Tomando como recorte as lideranças de Povos, Comunidades Tradicionais e Agricultores Familiares (PCTAFs), ela observa que o trabalho de diálogo e de luta realizado por esse segmento ao longo de muitos anos permitiu que alcançassem algumas conquistas. Entretanto, neste período recente da nossa história, os retrocessos, gerados a partir de 2020, exigem ainda maior engajamento e persistência de suas lideranças no processo de garantia de seus direitos, dos seus modos de vida e, consequentemente, da própria democracia.
“O papel dessas lideranças e de suas organizações de base continua sendo de suma importância na articulação de recursos e potencialidades locais, bem como na sua busca em influenciar atores privados e públicos para alcançar o aprimoramento e adequação de políticas públicas relacionadas às suas lutas. Entretanto, essas lideranças enfrentam atualmente o desafio de fazer com que suas vozes sejam ouvidas e que suas reivindicações sejam consideradas.”
Ela destaca ainda que, no momento, muitas dessas lideranças estão trabalhando arduamente para que seus direitos e seus modos de vida sejam garantidos. Portanto, esse papel é de resistência e luta para manter sua visibilidade e trabalhar pela conservação da natureza por meio do uso sustentável da biodiversidade em seus territórios. Luta que gera benefícios coletivos que serão compartilhados com toda a sociedade.
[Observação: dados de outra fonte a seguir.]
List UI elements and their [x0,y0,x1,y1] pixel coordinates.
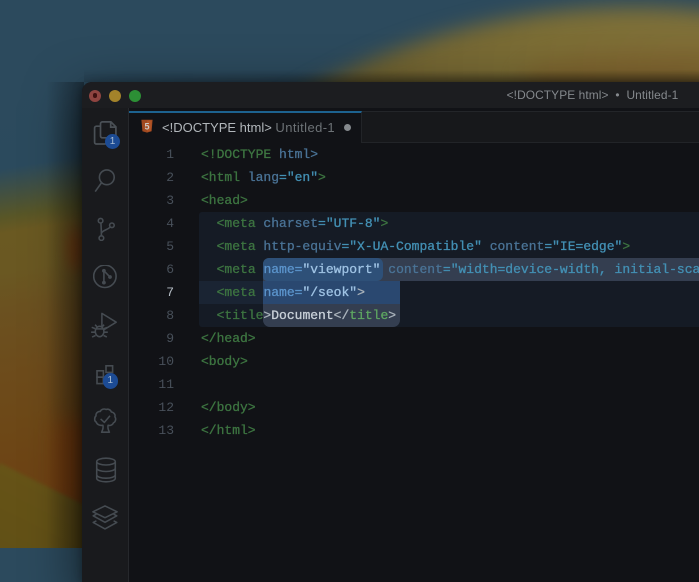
svg-text:5: 5 [144,121,149,131]
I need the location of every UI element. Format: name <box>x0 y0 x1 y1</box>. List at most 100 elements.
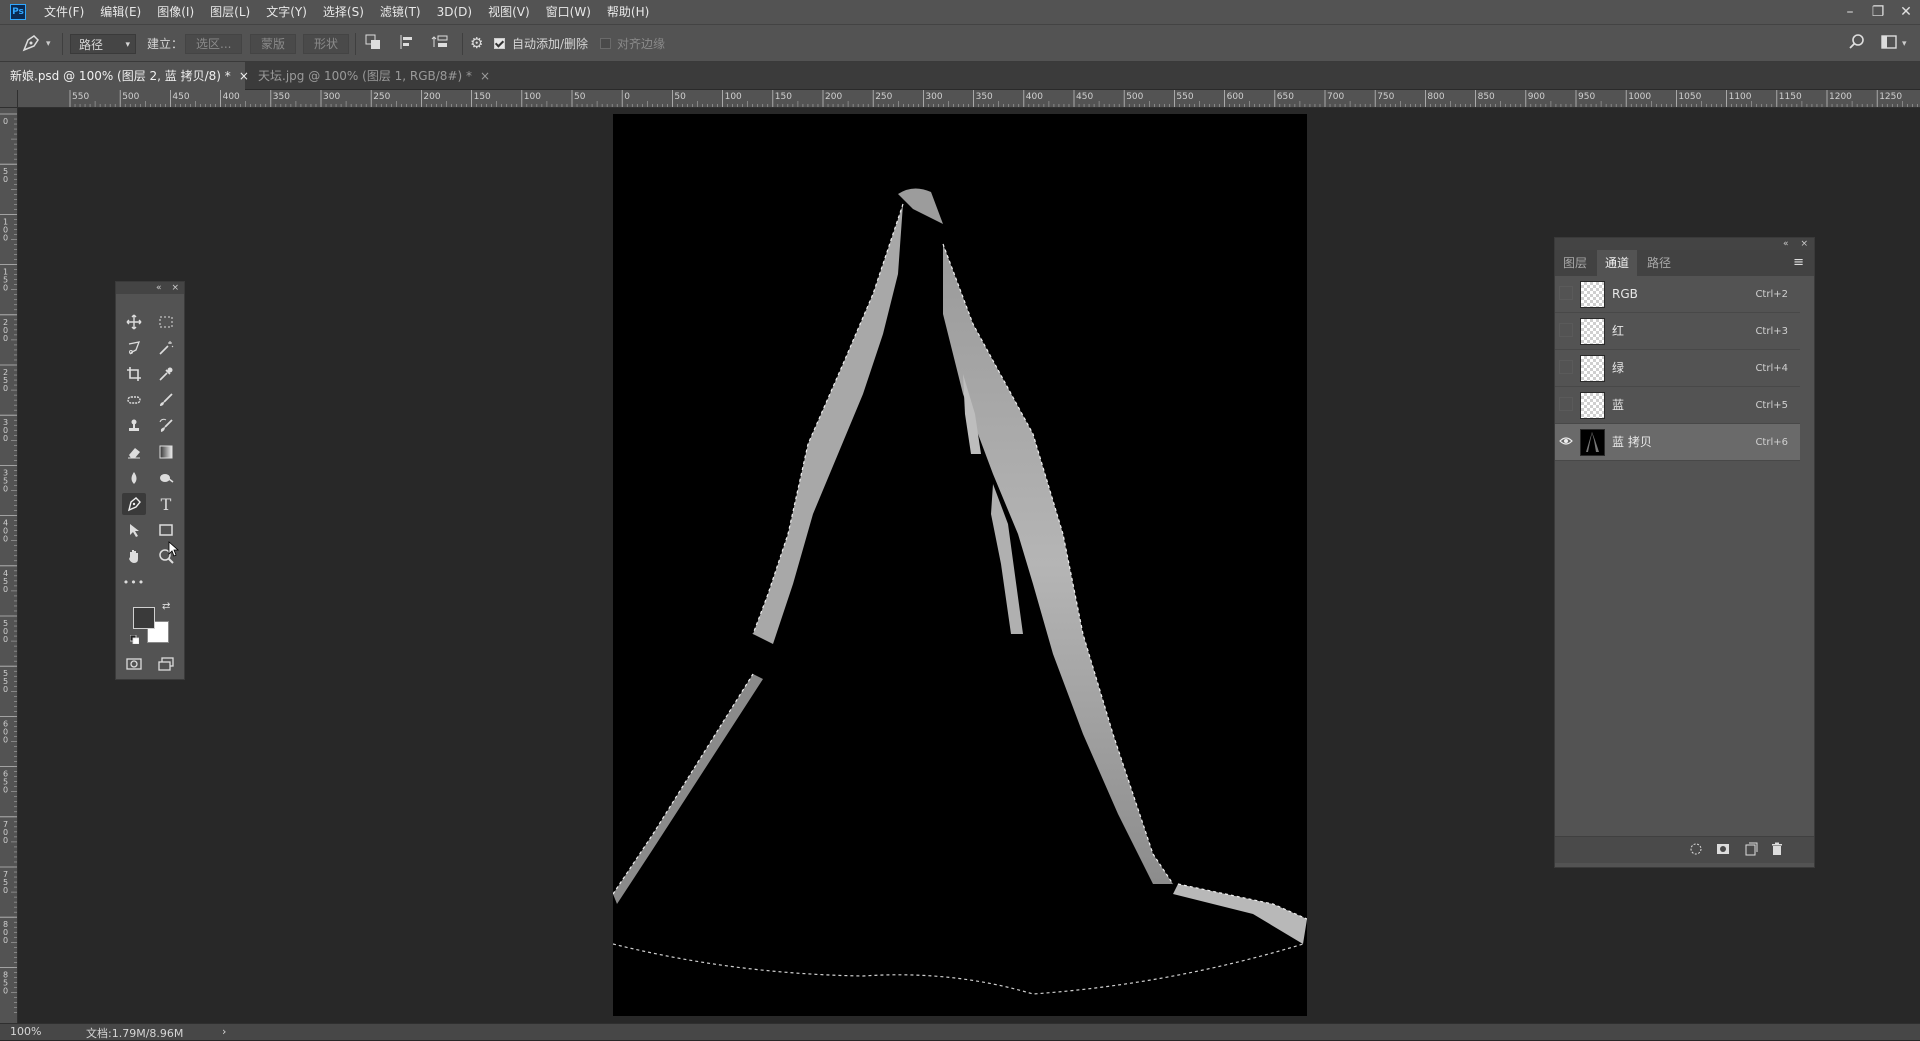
ruler-label: 0 <box>3 735 8 744</box>
panel-header[interactable]: « × <box>1555 238 1814 250</box>
mode-select[interactable]: 路径 ▾ <box>70 34 136 54</box>
channel-row-blue-copy[interactable]: 蓝 拷贝 Ctrl+6 <box>1555 424 1800 461</box>
tab-tiantan-jpg[interactable]: 天坛.jpg @ 100% (图层 1, RGB/8#) * × <box>248 62 490 90</box>
ruler-label: 600 <box>1227 92 1244 102</box>
delete-icon[interactable] <box>1769 842 1785 858</box>
channel-row-red[interactable]: 红 Ctrl+3 <box>1555 313 1800 350</box>
type-tool-icon[interactable]: T <box>154 493 178 515</box>
close-tab-icon[interactable]: × <box>480 69 490 83</box>
close-button[interactable]: ✕ <box>1892 0 1920 24</box>
foreground-color-swatch[interactable] <box>133 607 155 629</box>
mode-chevron-icon: ▾ <box>125 40 130 50</box>
ruler-origin[interactable] <box>0 90 18 108</box>
path-arrangement-icon[interactable] <box>430 33 450 53</box>
rectangle-tool-icon[interactable] <box>154 519 178 541</box>
edit-toolbar-icon[interactable]: ••• <box>122 571 146 593</box>
channel-name: 绿 <box>1612 361 1625 375</box>
magic-wand-tool-icon[interactable] <box>154 337 178 359</box>
channel-row-green[interactable]: 绿 Ctrl+4 <box>1555 350 1800 387</box>
screen-mode-icon[interactable] <box>154 653 178 675</box>
path-alignment-icon[interactable] <box>398 33 416 53</box>
horizontal-ruler[interactable]: 550 500 450 400 350 300 250 200 150 100 50 0 50 100 15… <box>18 90 1920 108</box>
crop-tool-icon[interactable] <box>122 363 146 385</box>
clone-stamp-tool-icon[interactable] <box>122 415 146 437</box>
menu-select[interactable]: 选择(S) <box>315 0 372 24</box>
default-colors-icon[interactable] <box>129 633 140 645</box>
marquee-tool-icon[interactable] <box>154 311 178 333</box>
search-icon[interactable] <box>1848 33 1866 53</box>
swap-colors-icon[interactable]: ⇄ <box>162 601 170 612</box>
auto-add-delete-checkbox[interactable] <box>494 38 505 49</box>
close-panel-icon[interactable]: × <box>171 283 179 293</box>
menu-layer[interactable]: 图层(L) <box>202 0 258 24</box>
selection-button[interactable]: 选区... <box>185 34 243 54</box>
ruler-label: 1050 <box>1678 92 1701 102</box>
visibility-toggle[interactable] <box>1559 323 1573 337</box>
menu-image[interactable]: 图像(I) <box>149 0 202 24</box>
collapse-icon[interactable]: « <box>1783 239 1789 249</box>
new-channel-icon[interactable] <box>1743 842 1759 858</box>
gear-icon[interactable]: ⚙ <box>470 33 483 53</box>
ruler-label: 350 <box>273 92 290 102</box>
quick-mask-icon[interactable] <box>122 653 146 675</box>
channel-row-rgb[interactable]: RGB Ctrl+2 <box>1555 276 1800 313</box>
visibility-toggle[interactable] <box>1559 360 1573 374</box>
minimize-button[interactable]: – <box>1836 0 1864 24</box>
lasso-tool-icon[interactable] <box>122 337 146 359</box>
workspace-chevron-icon[interactable]: ▾ <box>1902 34 1907 54</box>
tools-panel-header[interactable]: « × <box>116 282 184 294</box>
channel-row-blue[interactable]: 蓝 Ctrl+5 <box>1555 387 1800 424</box>
panel-menu-icon[interactable]: ≡ <box>1785 250 1812 276</box>
pen-tool-icon[interactable] <box>122 493 146 515</box>
shape-button[interactable]: 形状 <box>303 34 350 54</box>
menu-3d[interactable]: 3D(D) <box>429 0 480 24</box>
gradient-tool-icon[interactable] <box>154 441 178 463</box>
document-canvas[interactable] <box>613 114 1307 1016</box>
align-edges-checkbox[interactable] <box>600 38 611 49</box>
tab-channels[interactable]: 通道 <box>1597 250 1638 276</box>
eyedropper-tool-icon[interactable] <box>154 363 178 385</box>
visibility-toggle[interactable] <box>1559 397 1573 411</box>
hand-tool-icon[interactable] <box>122 545 146 567</box>
menu-view[interactable]: 视图(V) <box>480 0 538 24</box>
workspace-icon[interactable] <box>1880 33 1898 53</box>
channel-thumbnail <box>1580 281 1605 308</box>
brush-tool-icon[interactable] <box>154 389 178 411</box>
tab-layers[interactable]: 图层 <box>1555 250 1595 276</box>
move-tool-icon[interactable] <box>122 311 146 333</box>
tab-bride-psd[interactable]: 新娘.psd @ 100% (图层 2, 蓝 拷贝/8) * × <box>0 62 249 90</box>
photoshop-logo[interactable]: Ps <box>10 4 26 20</box>
restore-button[interactable]: ❐ <box>1864 0 1892 24</box>
menu-type[interactable]: 文字(Y) <box>258 0 315 24</box>
mask-button[interactable]: 蒙版 <box>250 34 297 54</box>
collapse-icon[interactable]: « <box>156 283 162 293</box>
eye-icon[interactable] <box>1559 434 1573 448</box>
tab-paths[interactable]: 路径 <box>1639 250 1679 276</box>
save-selection-icon[interactable] <box>1715 842 1731 858</box>
menu-file[interactable]: 文件(F) <box>36 0 92 24</box>
channels-panel-footer <box>1555 836 1814 863</box>
history-brush-tool-icon[interactable] <box>154 415 178 437</box>
blur-tool-icon[interactable] <box>122 467 146 489</box>
status-menu-arrow-icon[interactable]: › <box>222 1025 226 1038</box>
close-panel-icon[interactable]: × <box>1800 239 1808 249</box>
pen-icon[interactable] <box>20 32 42 52</box>
ruler-label: 0 <box>3 986 8 995</box>
zoom-level[interactable]: 100% <box>10 1025 41 1038</box>
path-operations-icon[interactable] <box>364 33 382 53</box>
tab-label: 天坛.jpg @ 100% (图层 1, RGB/8#) * <box>258 69 472 83</box>
menu-help[interactable]: 帮助(H) <box>599 0 657 24</box>
menu-edit[interactable]: 编辑(E) <box>92 0 149 24</box>
visibility-toggle[interactable] <box>1559 286 1573 300</box>
menu-window[interactable]: 窗口(W) <box>538 0 599 24</box>
dodge-tool-icon[interactable] <box>154 467 178 489</box>
eraser-tool-icon[interactable] <box>122 441 146 463</box>
healing-brush-tool-icon[interactable] <box>122 389 146 411</box>
menu-filter[interactable]: 滤镜(T) <box>372 0 429 24</box>
ruler-label: 850 <box>1478 92 1495 102</box>
path-selection-tool-icon[interactable] <box>122 519 146 541</box>
load-selection-icon[interactable] <box>1688 842 1704 858</box>
channel-name: 蓝 <box>1612 398 1625 412</box>
vertical-ruler[interactable]: 0501001502002503003504004505005506006507… <box>0 108 18 1023</box>
tool-preset-chevron-icon[interactable]: ▾ <box>46 34 51 54</box>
“Para o Fundo Positivo, as lideranças que são ponto focal de relação têm um papel extremamente estratégico para consolidar a efetividade da filantropia no cenário brasileiro. Porque são essas lideranças que conhecem o território em propriedade, as urgências, a pauta e a agenda prioritária. E têm a capacidade de articulação local, seja com a gestão pública, com outros movimentos sociais, outras organizações da sociedade civil. Elas retroalimentam a pauta do Fundo Positivo a partir do momento em que nós lançamos editais que representam as necessidades identificadas nos territórios por essas lideranças”, define Harley.